Telegraph
"Outrage about the Cyprus banks euro tax bail-out should not be allowed to obscure the fact that millions of savers in British banks have already lost much more of the real value or purchasing power of their money to prop up financial institutions closer to home.
Savers in British banks and building societies have been stealthily robbed of more than £43bn of the real value of their savings since the Bank of England froze interest rates at 0.5pc four years ago. That's the total shrinkage of bank and building society depositors' purchasing power caused by inflation exceeding frozen interest rates, according to calculations by the pressure group Save Our Savers, following similar calculations by Yorkshire Building Society that the average saver has lost £2,500 in real terms since the credit crisis began.
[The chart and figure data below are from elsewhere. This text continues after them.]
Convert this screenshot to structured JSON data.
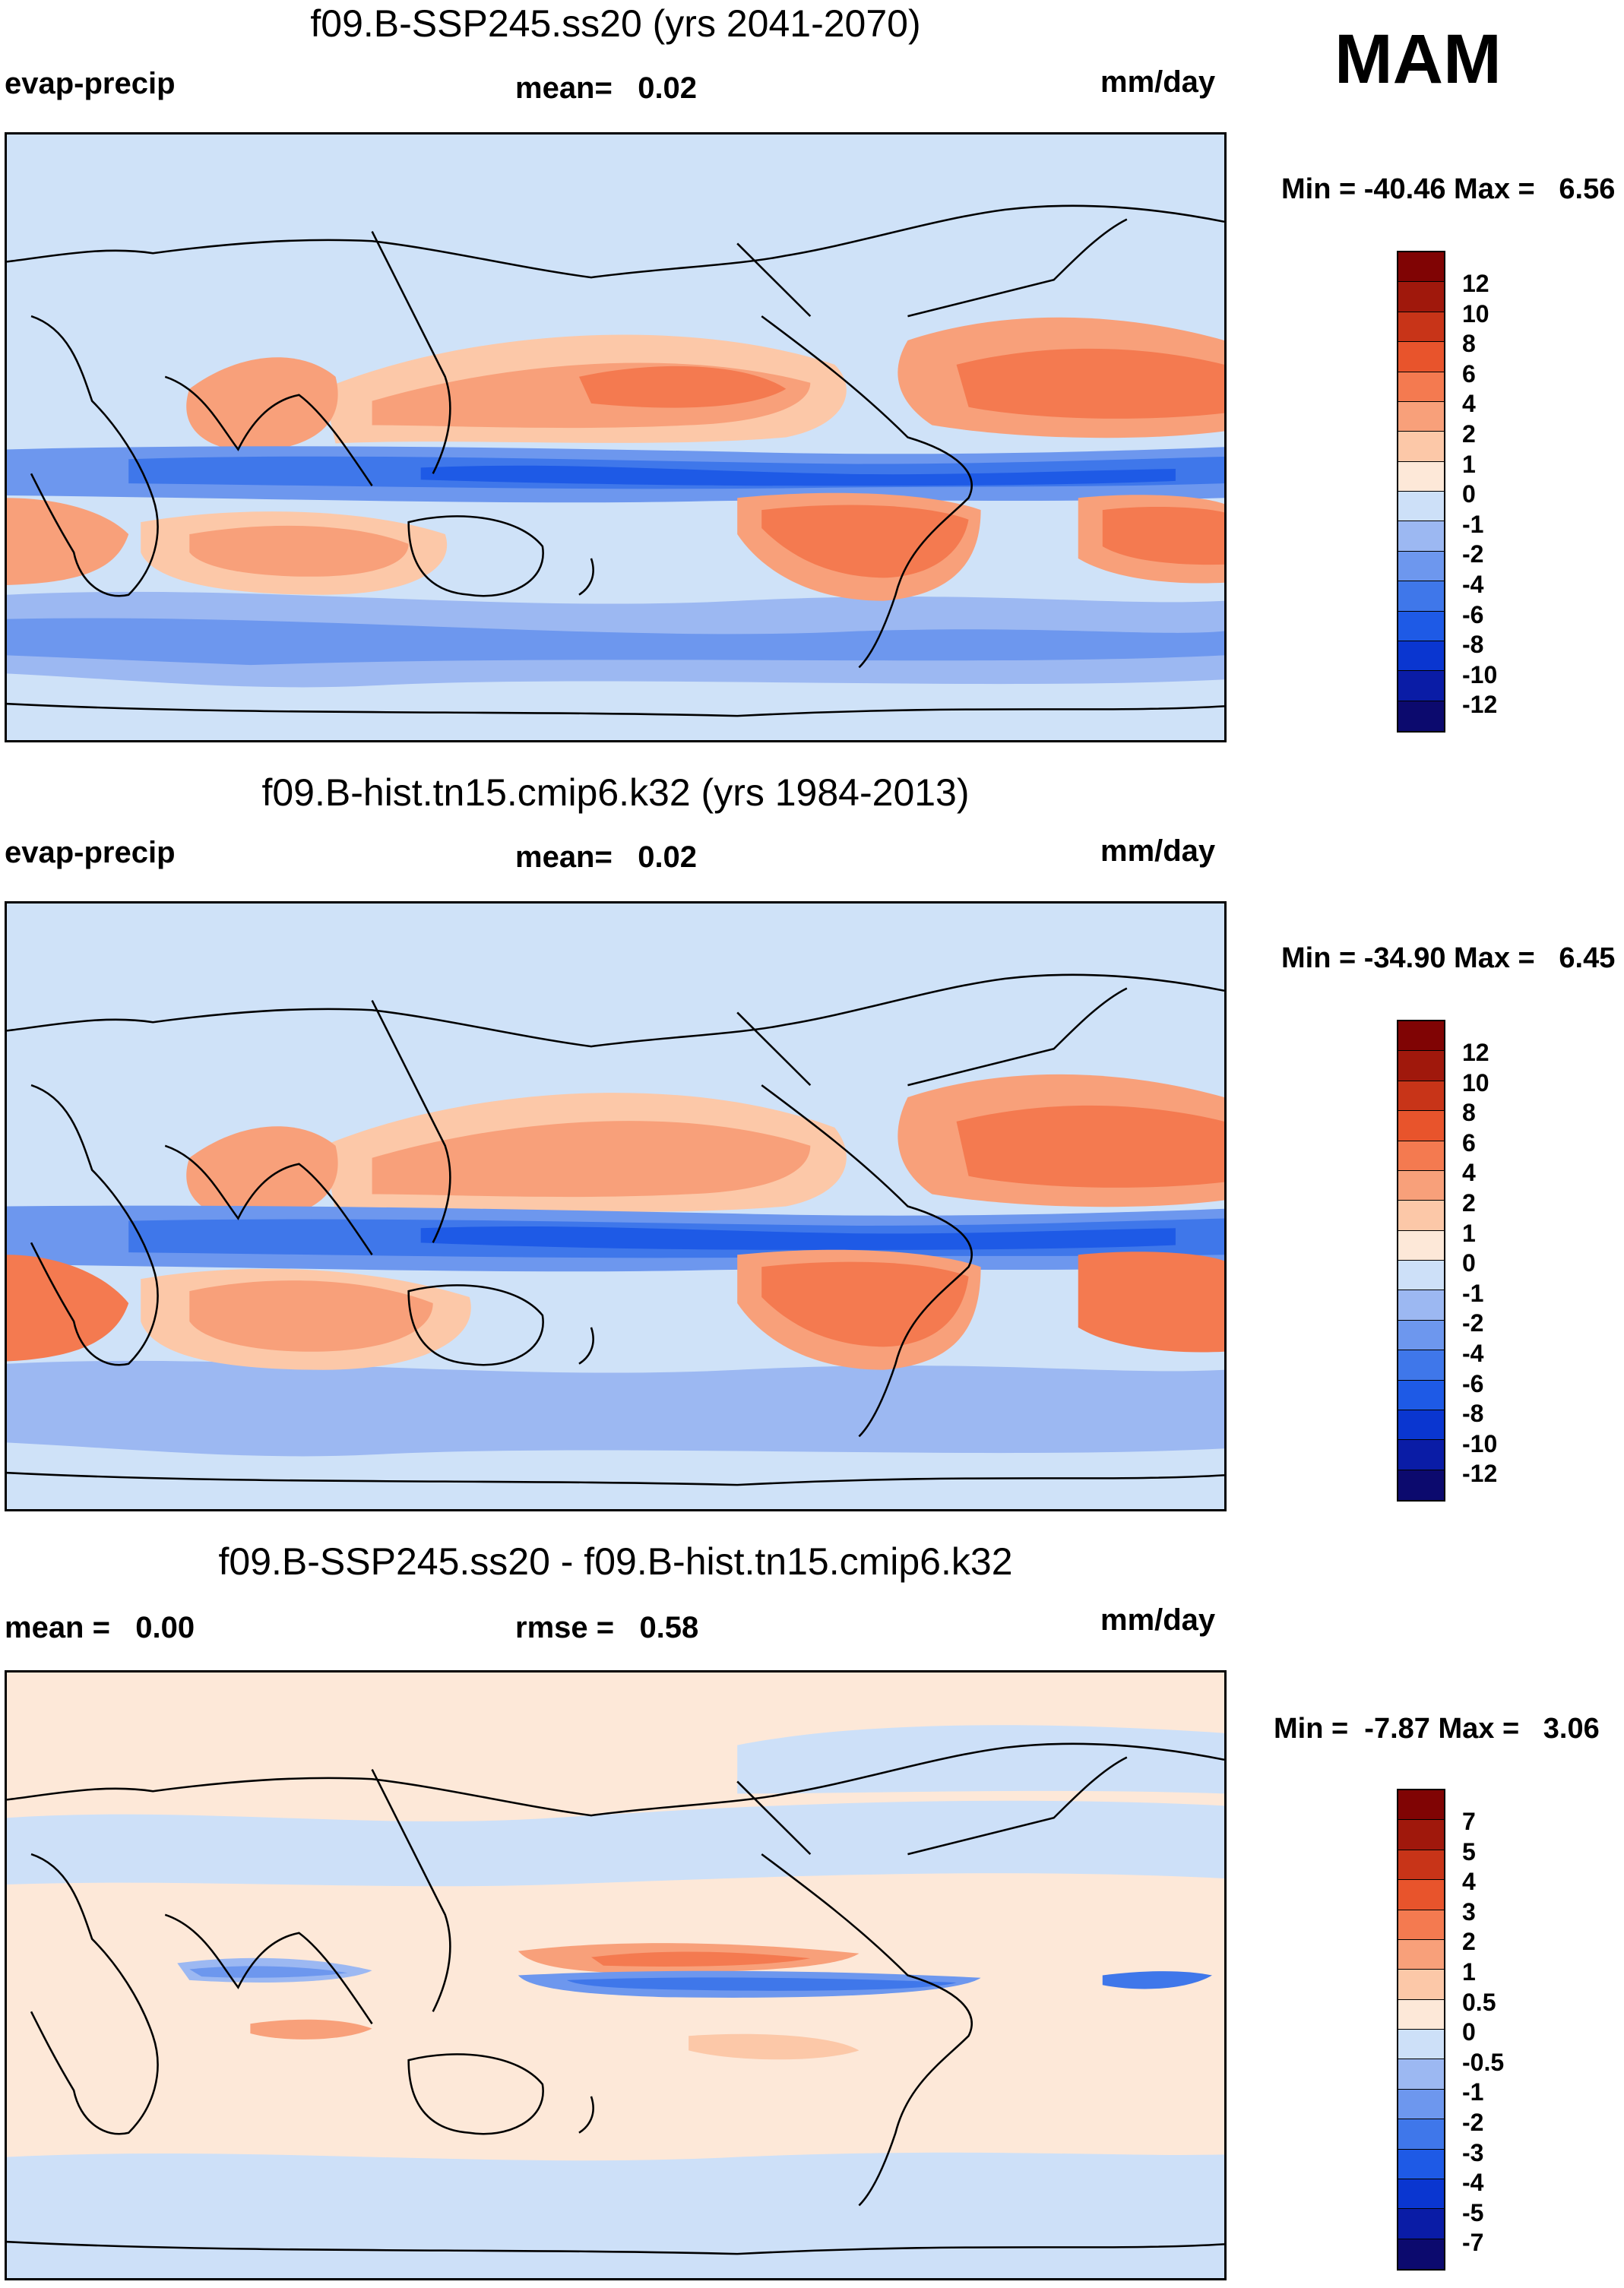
{
  "season": "MAM",
  "colors": {
    "full": [
      "#0c0a6e",
      "#0a1ca6",
      "#0a36d0",
      "#1e5ae6",
      "#3f77ea",
      "#6d97ee",
      "#9cb8f2",
      "#cde0f8",
      "#fde8d8",
      "#fcc8a8",
      "#f8a07a",
      "#f47a50",
      "#e8542c",
      "#c83418",
      "#a0180c",
      "#800404"
    ],
    "diff": [
      "#0c0a6e",
      "#0a1ca6",
      "#0a36d0",
      "#1e5ae6",
      "#3f77ea",
      "#6d97ee",
      "#9cb8f2",
      "#cde0f8",
      "#fde8d8",
      "#fcc8a8",
      "#f8a07a",
      "#f47a50",
      "#e8542c",
      "#c83418",
      "#a0180c",
      "#800404"
    ]
  },
  "panels": [
    {
      "title": "f09.B-SSP245.ss20 (yrs 2041-2070)",
      "left_label": "evap-precip",
      "center_label": "mean=   0.02",
      "units": "mm/day",
      "minmax": "Min = -40.46 Max =   6.56",
      "colorbar": [
        "12",
        "10",
        "8",
        "6",
        "4",
        "2",
        "1",
        "0",
        "-1",
        "-2",
        "-4",
        "-6",
        "-8",
        "-10",
        "-12"
      ],
      "palette": "full"
    },
    {
      "title": "f09.B-hist.tn15.cmip6.k32 (yrs 1984-2013)",
      "left_label": "evap-precip",
      "center_label": "mean=   0.02",
      "units": "mm/day",
      "minmax": "Min = -34.90 Max =   6.45",
      "colorbar": [
        "12",
        "10",
        "8",
        "6",
        "4",
        "2",
        "1",
        "0",
        "-1",
        "-2",
        "-4",
        "-6",
        "-8",
        "-10",
        "-12"
      ],
      "palette": "full"
    },
    {
      "title": "f09.B-SSP245.ss20 - f09.B-hist.tn15.cmip6.k32",
      "left_label": "mean =   0.00",
      "center_label": "rmse =   0.58",
      "units": "mm/day",
      "minmax": "Min =  -7.87 Max =   3.06",
      "colorbar": [
        "7",
        "5",
        "4",
        "3",
        "2",
        "1",
        "0.5",
        "0",
        "-0.5",
        "-1",
        "-2",
        "-3",
        "-4",
        "-5",
        "-7"
      ],
      "palette": "diff"
    }
  ]
}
Both figures have got much bigger than they were a couple of years ago, as inflation has continued to run ahead of interest paid on deposits. Pensioners have suffered even more because higher than average proportions of their fixed incomes are spent on food and fuel. They are the largely silent victims of the Bank of England's policy of running negative real interest rates.
But this slow-motion bank robbery is more difficult to describe than the short, sharp, smash-and-grab in Cyprus. So, despite the best efforts of this column to blow the whistle, more attention will be given to smaller losses for fewer people in Cyprus than millions of savers and pensioners who have lost much more in British banks and retirement funds."